= James Beckett (statistician) =

American statistician

James Beckett III (born May 10, 1949) is an American statistician, author, editor, and publisher. His publications are well known in the hobby of sports card collecting. Beckett earned a Ph.D. degree in statistics at Southern Methodist University in 1975 and then joined the faculty of Bowling Green State University as an associate professor.

== Sports card industry ==
While at Bowling Green, Beckett began preparing baseball card price guides, which he offered free upon request.

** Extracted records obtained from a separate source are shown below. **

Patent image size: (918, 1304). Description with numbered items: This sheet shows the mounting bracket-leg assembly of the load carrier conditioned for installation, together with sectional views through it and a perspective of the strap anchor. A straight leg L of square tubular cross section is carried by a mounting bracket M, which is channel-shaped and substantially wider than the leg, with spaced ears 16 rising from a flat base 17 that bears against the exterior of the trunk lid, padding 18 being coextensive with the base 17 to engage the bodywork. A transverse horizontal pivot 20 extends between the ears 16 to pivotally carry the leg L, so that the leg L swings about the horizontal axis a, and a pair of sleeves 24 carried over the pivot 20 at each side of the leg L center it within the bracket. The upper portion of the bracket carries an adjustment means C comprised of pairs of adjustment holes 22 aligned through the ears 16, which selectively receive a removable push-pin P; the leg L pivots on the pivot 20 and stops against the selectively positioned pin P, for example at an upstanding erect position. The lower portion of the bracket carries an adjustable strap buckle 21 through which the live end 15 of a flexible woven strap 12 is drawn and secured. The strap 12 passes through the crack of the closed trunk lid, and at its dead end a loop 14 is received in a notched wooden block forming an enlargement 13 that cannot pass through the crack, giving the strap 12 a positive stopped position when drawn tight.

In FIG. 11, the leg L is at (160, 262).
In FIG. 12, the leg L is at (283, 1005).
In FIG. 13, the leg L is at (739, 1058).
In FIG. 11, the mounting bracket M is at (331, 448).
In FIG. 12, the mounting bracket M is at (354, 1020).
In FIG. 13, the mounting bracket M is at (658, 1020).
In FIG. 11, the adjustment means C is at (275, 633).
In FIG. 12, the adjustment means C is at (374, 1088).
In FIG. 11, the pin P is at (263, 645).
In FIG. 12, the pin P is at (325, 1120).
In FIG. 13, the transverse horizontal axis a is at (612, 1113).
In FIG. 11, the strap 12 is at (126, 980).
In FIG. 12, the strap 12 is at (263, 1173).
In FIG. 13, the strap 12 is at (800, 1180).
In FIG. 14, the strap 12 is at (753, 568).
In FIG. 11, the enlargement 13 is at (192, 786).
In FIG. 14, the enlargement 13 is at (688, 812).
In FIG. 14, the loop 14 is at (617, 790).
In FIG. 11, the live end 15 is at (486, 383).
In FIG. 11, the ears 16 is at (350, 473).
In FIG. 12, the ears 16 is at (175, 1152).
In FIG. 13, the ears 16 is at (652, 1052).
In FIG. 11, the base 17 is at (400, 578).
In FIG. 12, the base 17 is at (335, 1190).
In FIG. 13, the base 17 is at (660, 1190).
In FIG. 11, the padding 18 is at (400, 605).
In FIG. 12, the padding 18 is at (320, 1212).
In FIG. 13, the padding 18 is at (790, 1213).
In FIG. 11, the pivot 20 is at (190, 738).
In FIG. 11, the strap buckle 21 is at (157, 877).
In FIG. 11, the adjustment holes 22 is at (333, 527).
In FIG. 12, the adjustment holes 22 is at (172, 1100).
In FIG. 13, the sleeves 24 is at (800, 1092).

Beckett price guides, first published in 1979, rely upon information from sellers throughout the United States, who supply information on customer interest and sales of products. Price guides typically carry two value labels, one based upon a high value, the other denoting low values. As the condition of collectibles is important in ascertaining their value, Beckett price guides also typically include a series of definitions for estimating condition.

In November 1984, Beckett began publishing Beckett Baseball Card Monthly. (Rival publication Tuff Stuff was also founded that year.) Beckett Baseball Card Monthly grew in popularity and became the basis for the success of Beckett Media, now based in Dallas, Texas. Beckett Publications produces price guides for a variety of sports collectibles (Beckett's Football, Basketball, and Hockey guides would start in the early 1990s, with Beckett's monthly Racing Guide following in 1996). Market values for non-sports card collectibles such as Pokémon Cards and related products are also tracked. Beckett retains a position as Senior Advisor for Beckett Media, but is no longer Editor/Publisher as he was during the 1980s and 1990s.

The publishing company became the leading publisher of sports and entertainment market collectible guides and was acquired by Apprise Media in 2005.

==Personal life==
Beckett has three children from his first marriage. He is married to the former Diane Burgdorf, daughter of a Dallas car dealer and ex-wife of Sir Mark Thatcher. From time to time, Beckett attends some of the most prominent sports card and collectibles conventions held in various U.S. cities and is considered a celebrity within the industry.